В дневнике, который Александр вел в поездке и сжег в Михайловском в некий момент вместе с собственными записками, – об этом в свое время – почти наверняка были записи, вроде…
В коляске – больной. – Кубань – казаки. – Выздоровление. – Горы (впервые). О генерале: в экипаже с Н. Н., история вблизи. Переход по Военно-Грузинской (оказия). – Пятигорск. – Бешту, Машук, горячие ключи. – Калмыцкие ванны (серные). – Знакомство с А. Раевским. – Морем в Крым. Корвет «Або». На палубе: «Погасло дневное светило» (элегия). – Юрзуф. Семья в сборе. – Дом. – Дочери Раевского. И где-то ближе к концу длинного списка: Кипарис. А. И. – Берег. Мария-подросток. – Странное…
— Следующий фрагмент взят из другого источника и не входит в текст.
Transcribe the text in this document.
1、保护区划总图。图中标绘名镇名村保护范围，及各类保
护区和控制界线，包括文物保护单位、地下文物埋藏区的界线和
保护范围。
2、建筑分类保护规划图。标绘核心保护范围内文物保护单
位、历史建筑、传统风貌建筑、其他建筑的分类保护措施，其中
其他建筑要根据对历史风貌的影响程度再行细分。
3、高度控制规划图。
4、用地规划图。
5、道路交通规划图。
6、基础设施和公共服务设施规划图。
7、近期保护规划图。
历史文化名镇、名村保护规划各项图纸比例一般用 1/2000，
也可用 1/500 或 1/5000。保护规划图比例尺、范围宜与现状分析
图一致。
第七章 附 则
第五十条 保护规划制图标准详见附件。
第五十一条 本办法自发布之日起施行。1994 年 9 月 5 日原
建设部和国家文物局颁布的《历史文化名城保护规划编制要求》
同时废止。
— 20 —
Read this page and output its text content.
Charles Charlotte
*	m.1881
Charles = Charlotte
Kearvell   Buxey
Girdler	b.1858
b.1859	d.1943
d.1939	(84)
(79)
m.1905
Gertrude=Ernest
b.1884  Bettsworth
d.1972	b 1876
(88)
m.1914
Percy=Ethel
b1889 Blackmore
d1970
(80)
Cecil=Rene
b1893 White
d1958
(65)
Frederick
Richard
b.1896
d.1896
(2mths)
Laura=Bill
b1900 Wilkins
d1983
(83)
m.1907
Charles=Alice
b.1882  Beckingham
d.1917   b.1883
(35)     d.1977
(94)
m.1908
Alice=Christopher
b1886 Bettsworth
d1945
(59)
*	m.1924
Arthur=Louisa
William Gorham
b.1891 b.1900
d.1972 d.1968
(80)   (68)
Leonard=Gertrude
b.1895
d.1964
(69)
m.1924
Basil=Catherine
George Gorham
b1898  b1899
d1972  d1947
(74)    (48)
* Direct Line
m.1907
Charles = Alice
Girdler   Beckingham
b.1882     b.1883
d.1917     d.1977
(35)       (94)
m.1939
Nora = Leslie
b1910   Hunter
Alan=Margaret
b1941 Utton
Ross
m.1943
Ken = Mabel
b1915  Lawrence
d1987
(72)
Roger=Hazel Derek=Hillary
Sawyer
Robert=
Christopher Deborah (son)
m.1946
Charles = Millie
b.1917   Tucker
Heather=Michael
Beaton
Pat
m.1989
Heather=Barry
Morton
О генерале… «Я не видел в нем героя, славу русского оружия, я в нем любил человека…» – писал он позже брату и лгал невольно – то ли ему, то ли себе… потому что это было первое прямое столкновение его, Александра, с историей – и он искал как раз в генерале человека исторического. И сердился иногда – что не находил. Он хотел зреть героя Фермопил и гомерические страсти, ведущие к гомерическим подвигам. Но, видя поутру человека в домашнем халате, отдающего ровным тоном вполне домашние распоряжения – трудно верилось, что слова «батарея Раевского» уже вошли в историю вместе с полем Куликовым и Ледовой битвой Невского. И что этим самым голосом, в июле 1812-го, отдавались приказания арьергарду под Дашковкой, который должен был малыми силами (всего что-то около десятка тысяч бойцов) сдержать сорокатысячный корпус маршала Мортье, дабы силы Барклая и Багратиона могли соединиться. Александр лишь много после поймет, что исторический миг вершат совсем другие люди – исторические, которым случайно дано выйти ненадолго из берегов собственной обыденности на встречу с Неведомым. И что этот миг может вовсе не предвещать ничего в их будущей жизни или не объяснять ничего – в их прошедшей.
О доме… Чувство дома, семьи… Александр понял, что прежде не знавал этого чувства. Было странно вообще – как может возникать чувство дома в поездке, на колесах в пространстве – но оказалось, оно существовало! Александр еще в коляске ощутил себя дома. Как ощущали явно все другие участники» милой кавалькады», как они называли. (Годы спустя, когда он начнет строить собственный дом – он неосознанно – попытается создавать дом Раевских.) Прошло немного времени их поездки – и слуги уже все знали про него, что на постое, в селеньях – он не любит выходить к завтраку, а пишет, сидя в кровати… и подавали ему кофий в постель – хоть он их об этом и не просил. И в доме в эти часы как-то само собой делалось тише обычного, потому что… Покуда он с тоской отмечал про себя, что сам не создан для блаженства. Его удел оставаться бездомным. (Ну, правда, ну, какой дом может создать человек – или можно создать с человеком, который с утра не выходит к завтраку, потому что поутру, голый, пишет в постели?..). Он вскоре перестал дивиться тому, что кучерам всегда бывает ведомо, где надо остановиться в пути на обед… и когда барам надо справить туалетные надобности. Что слуги не бродят с утра нечесаными – не ведая, чем себя занять, так как их баре – тоже этого не знают.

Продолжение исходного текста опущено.